"CNN" interviews Fareed Zakaria, introducing him as a preeminent foreign affairs analyst and by the way host of a show on CNN.
You might ask:
- Who wrote the questions?
- How can Zakaria be "preeminent" (or even eminent) when he got Iraq so wrong?
- Isn't this "interview" really just a tool for promoting the network?
- If he thinks President Obama would only improve America's image briefly, does that mean he doesn't even remember Bill Clinton's world-wide popularity?
- Does Zakaria even know any Kenya farmers, or is he sharing sources with Tom Friedman?
2 comments:
Bill Clinton had world wide popularity?
Is that reflected by terrorist attacks on the U.S.

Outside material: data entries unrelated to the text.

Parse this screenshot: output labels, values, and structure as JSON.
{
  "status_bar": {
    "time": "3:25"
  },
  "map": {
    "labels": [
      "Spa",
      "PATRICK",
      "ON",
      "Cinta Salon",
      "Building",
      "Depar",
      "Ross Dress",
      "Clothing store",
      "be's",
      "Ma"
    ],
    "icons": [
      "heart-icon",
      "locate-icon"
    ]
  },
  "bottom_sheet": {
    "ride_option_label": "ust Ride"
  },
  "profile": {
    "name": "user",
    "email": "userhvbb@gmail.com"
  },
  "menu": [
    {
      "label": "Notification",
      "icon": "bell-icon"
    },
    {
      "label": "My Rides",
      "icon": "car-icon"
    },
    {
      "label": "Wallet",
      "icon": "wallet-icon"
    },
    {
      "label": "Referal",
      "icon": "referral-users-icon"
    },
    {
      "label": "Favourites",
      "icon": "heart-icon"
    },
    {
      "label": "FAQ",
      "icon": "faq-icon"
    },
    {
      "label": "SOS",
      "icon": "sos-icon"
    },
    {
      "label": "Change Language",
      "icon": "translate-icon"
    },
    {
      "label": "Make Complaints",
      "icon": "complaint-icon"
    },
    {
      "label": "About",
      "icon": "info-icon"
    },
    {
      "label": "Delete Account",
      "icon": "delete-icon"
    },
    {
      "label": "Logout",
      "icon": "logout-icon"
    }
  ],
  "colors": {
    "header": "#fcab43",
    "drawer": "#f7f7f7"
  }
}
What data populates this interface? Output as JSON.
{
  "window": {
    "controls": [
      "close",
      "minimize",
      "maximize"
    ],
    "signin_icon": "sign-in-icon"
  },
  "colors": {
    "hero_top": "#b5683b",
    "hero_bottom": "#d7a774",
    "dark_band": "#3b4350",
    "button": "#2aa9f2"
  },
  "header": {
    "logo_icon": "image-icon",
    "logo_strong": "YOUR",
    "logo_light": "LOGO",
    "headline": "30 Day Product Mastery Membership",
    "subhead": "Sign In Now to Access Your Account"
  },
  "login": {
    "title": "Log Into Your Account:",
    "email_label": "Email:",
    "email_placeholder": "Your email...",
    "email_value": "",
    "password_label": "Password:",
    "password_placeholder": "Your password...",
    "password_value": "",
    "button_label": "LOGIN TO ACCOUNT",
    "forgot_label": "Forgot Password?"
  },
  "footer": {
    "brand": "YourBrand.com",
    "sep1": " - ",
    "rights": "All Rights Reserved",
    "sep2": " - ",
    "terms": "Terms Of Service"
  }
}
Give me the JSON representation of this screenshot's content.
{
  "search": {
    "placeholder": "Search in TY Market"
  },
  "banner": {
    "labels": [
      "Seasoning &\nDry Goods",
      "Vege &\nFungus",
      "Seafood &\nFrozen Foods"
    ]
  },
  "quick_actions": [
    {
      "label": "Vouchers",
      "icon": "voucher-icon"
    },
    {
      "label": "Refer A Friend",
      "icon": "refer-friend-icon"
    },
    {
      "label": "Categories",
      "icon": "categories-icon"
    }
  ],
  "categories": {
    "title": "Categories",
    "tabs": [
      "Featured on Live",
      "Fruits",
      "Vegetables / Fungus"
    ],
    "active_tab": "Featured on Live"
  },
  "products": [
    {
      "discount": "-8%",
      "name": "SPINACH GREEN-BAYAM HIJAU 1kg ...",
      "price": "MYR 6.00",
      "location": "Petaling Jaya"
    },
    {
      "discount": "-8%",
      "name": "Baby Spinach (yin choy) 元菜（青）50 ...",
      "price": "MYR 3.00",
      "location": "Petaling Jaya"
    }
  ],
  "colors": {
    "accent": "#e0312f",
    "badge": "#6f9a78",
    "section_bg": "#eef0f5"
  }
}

and U.S. interests worldwide? - Including, Al queda in America planning an attack for 9/11?
Maybe that is Why Dubai (U.A.E.) donated so much money to his Presidential Library. They like him.
Clinton was popular in Europe, Africa, and Latin America, not to mention high approval ratings in North America.
But of course it's an elementary logic error on your part that you think al Qaeda, a small group, rebuts a generalization. If I had said, "Everybody loved him...," you might have had a point.
It's like this: If I say that Duhbya is unpopular, and you reply that you love him, both can be true and in fact it seems they are.